Talbot, passado uns segundos, prosseguiu: 

— Eu pensei que vocês, ao partir, tivessem deixado por descuido fogo em qualquer sítio... Qualquer coisa que tenha estado a fumegar durante vários dias, como por exemplo uma corda e que finalmente se tenha declarado o incêndio que destruiu toda a casa. 

— Quando foi o incêndio? — perguntou Shannon, surdamente. 

— Deve ter sido uma semana depois de vocês terem partido. Foi da casa de Ludlow que viram o fogo, e ele mesmo foi pessoalmente combatê-lo, mas chegaram demasiado tarde para o salvar. 

Stuart Shanon encaixou o golpe com a firmeza de um homem que já viu muitas vezes o infortúnio na sua vida. Wiley, pelo contrário, era demasiado jovem para poder enfrentar aquela desgraça com a calma do pai. Numa explosão disse: 

— Você não acreditará que esse fogo tenha estado todo este tempo na nossa casa, uma semana, para arder de repente, justamente quando nós estávamos a muitas milhas de lá. 

— Talvez algum vagabundo lá tivesse estado e deixado uma fogueira mal apagada... 

— Sim. Ou alguém lhe pegou fogo deliberadamente. 

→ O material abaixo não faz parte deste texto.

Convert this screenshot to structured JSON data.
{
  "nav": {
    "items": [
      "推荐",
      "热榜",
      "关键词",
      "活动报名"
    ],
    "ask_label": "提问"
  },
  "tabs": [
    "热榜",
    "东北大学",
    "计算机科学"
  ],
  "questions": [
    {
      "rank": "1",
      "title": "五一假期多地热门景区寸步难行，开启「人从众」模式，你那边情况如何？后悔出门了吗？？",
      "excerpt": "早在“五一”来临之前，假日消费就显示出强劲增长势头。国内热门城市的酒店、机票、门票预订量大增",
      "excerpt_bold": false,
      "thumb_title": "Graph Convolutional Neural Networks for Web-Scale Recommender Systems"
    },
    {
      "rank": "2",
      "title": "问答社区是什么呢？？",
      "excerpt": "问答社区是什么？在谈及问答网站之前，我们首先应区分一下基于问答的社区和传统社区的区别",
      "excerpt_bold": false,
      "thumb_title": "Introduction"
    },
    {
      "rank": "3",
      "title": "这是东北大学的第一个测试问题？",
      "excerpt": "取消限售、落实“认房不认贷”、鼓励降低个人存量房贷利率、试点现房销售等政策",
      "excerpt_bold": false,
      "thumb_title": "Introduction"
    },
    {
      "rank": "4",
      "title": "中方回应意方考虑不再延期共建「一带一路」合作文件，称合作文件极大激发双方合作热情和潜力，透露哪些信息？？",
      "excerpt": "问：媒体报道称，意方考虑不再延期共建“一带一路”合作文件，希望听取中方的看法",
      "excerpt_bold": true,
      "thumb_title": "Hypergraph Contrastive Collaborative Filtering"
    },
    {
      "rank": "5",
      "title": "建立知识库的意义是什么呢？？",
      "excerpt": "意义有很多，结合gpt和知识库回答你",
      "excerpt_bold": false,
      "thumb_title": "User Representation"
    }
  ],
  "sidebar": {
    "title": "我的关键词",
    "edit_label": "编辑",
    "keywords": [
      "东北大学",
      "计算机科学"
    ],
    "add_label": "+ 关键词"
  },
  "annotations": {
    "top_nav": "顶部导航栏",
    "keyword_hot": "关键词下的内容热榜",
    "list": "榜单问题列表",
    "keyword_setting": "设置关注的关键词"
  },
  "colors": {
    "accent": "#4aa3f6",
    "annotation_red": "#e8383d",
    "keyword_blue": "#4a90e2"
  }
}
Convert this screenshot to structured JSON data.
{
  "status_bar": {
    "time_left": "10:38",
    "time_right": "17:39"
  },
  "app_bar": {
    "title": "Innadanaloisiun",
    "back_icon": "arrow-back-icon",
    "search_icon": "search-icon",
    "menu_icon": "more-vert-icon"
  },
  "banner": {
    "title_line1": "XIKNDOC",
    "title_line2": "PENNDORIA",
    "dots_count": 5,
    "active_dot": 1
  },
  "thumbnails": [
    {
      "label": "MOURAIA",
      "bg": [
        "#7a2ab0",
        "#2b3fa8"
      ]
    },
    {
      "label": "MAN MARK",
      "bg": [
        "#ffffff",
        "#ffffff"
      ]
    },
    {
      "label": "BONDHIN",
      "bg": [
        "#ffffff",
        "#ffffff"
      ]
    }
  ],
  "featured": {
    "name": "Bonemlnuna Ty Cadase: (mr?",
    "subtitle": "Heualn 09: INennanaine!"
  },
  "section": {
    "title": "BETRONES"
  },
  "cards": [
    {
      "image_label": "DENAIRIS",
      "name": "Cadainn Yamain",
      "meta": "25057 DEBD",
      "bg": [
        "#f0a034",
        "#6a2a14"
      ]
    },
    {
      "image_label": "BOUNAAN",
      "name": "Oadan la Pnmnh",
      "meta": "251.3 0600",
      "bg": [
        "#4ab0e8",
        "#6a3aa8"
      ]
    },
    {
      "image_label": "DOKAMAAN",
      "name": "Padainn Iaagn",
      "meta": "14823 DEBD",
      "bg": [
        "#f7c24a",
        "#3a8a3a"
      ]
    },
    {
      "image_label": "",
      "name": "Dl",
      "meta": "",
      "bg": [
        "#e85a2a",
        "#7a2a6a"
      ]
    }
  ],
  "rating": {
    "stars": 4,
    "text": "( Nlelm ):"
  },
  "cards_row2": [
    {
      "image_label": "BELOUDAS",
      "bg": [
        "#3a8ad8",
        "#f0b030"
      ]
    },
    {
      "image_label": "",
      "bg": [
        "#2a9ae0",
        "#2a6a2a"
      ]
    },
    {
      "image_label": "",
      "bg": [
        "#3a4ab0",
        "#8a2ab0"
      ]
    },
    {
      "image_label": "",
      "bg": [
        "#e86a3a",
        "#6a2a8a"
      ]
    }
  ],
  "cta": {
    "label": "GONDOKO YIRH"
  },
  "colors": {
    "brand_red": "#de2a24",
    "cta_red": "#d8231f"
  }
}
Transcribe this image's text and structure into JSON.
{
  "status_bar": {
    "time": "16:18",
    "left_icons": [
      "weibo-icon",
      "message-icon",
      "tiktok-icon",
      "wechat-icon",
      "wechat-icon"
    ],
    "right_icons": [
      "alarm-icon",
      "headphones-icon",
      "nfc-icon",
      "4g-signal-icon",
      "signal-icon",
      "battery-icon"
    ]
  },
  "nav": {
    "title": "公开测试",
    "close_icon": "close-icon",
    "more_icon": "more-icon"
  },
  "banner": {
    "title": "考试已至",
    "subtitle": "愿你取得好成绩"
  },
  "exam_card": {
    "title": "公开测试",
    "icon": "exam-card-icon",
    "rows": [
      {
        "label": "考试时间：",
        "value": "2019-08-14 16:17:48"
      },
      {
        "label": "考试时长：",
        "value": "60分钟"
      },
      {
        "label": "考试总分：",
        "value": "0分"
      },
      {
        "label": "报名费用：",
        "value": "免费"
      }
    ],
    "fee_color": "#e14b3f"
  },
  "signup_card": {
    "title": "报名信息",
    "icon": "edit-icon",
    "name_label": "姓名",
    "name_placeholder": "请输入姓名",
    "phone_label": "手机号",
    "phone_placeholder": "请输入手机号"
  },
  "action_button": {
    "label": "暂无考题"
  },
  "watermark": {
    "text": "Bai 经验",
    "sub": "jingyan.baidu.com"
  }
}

— Antes de fazer qualquer acusação, Wiley, eu pensaria na gravidade do que vais dizer—observou Talbot. 

— É coisa de Evan Haskell, com certeza. É assim que ele se paga do susto que o fiz passar no outro dia em Benton. Oh, o grande cobarde! Vai pagar caro! 

— Tu não terás que fazer pagar nada a ninguém, se puderes demonstrar que foi ele quem largou fogo à vossa casa — disse o «sheriff». — Não quero que torne a repetir-se coisa parecida com a do outro dia, em Benton. Se não houvesse testemunhas que disseram que Brokmeyer foi o primeiro a deitar a mão à pistola, teria que prender-te por agressão à mão armada. 

— Não diga asneiras, «sheriff» — replicou Wiley. —Claro que não tenho nenhuma prova contra Haskell. Eu não estava lá quando largaram fogo à casa, mas mesmo sem ver estou certo de que foi ele. 

— Bem, filho — disse Stuart Shannon. — A verdade é que não podemos estar certos de nada. Nem que o incêndio foi provocado, nem de que foi Haskell o provocador. 

— Quem mais podia ser? Que outros inimigos temos nós? 

—Esquece, Wiley. 

— Esquecer? Como podes dizer isso? Era a nossa casa. 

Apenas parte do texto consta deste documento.